Claiming NonindependenceDecember 17, 2009 Leave a comment
It was at this time a year ago that I made the trip to Keene, New Hampshire to teach my final weekend Change Models class of the semester at Antioch New England. Just a few days prior, the entire region had been rocked by an ice storm for the ages. When the storm hit I was in Maine. Driving home the next day I heard reports about the worst damage being concentrated in western Massachusetts and southern New Hampshire. All that had slipped my mind when I got up early on Sunday morning to drive to Keene. It came rushing back when I got off of Route 2 heading north and the world turned dark and quiet. Everything in sight was cocooned in ice. Trees sagged. Homes along the roadside for miles were without lights. Businesses were shuttered. The awesome force of nature really began to sink in.
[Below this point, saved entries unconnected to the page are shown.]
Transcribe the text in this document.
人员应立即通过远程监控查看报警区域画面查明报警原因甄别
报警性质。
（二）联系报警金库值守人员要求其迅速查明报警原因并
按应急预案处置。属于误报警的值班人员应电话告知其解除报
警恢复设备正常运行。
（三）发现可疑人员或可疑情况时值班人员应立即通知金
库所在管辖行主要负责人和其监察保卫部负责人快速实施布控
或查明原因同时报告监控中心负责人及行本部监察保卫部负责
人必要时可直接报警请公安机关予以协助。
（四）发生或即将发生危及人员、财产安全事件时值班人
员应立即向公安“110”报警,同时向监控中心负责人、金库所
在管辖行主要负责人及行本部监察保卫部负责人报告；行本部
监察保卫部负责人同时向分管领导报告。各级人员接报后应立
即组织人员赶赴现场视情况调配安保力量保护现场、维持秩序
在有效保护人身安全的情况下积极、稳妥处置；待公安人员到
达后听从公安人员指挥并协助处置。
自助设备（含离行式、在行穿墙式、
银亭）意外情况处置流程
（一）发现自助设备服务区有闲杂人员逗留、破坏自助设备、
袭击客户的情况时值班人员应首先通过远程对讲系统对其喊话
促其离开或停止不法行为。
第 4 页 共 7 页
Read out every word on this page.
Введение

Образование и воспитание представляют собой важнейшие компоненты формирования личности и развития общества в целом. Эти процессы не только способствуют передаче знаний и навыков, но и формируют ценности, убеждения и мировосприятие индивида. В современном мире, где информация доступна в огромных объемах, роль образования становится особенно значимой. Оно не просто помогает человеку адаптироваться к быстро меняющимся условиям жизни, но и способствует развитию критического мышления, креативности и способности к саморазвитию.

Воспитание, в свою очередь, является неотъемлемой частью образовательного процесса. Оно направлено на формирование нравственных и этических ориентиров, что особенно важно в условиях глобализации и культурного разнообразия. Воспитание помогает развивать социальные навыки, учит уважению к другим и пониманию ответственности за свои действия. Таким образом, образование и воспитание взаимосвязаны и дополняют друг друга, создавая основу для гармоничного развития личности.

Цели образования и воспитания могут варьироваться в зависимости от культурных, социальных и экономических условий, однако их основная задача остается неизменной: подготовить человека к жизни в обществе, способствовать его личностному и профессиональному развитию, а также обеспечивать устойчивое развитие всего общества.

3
By the time I got to Keene, the damage was less extreme. The heat was on and most of the students managed to make it to class. Everyone had their tales about where they were during the storm. One that I will never forget came from my co-teacher, Bob, who lives in a town east of Keene. A few weeks prior, Bob’s wife had been diagnosed with breast cancer. Bob was due to drive her to Dartmouth-Hitchcock Hospital (an hour away) on what was to be the day after the storm for some important tests. When they woke up that morning and looked outside, tree branches (and entire trees) were strewn everywhere. The road was impassable. As Bob stood in the driveway surveying the mess, a neighbor approached and struck up conversation. When the news of the medical test came up, the neighbor told Bob to hold on. Minutes later he returned with a brigade of people from the neighborhood armed with chainsaws. In less than an hour they had cleared enough of the debris so that Bob’s car could access the main road.
I once heard the singer Greg Brown offer his perspective that unless we really need each other, community doesn’t mean much. This sentiment was taken further by Bill McKibben in a recent interview during which he said that the real solution to climate change will come when we realize we are dependent upon one another. In part because of technology (and fossil fuels), he says, we’ve lost the skill of being good neighbors and rooting ourselves locally. Of course, the reality is that we do need one another, and our coming future may drive that home more than ever. So why not get ahead of the game? What if we claimed nonindependence before the storm? What might that look like?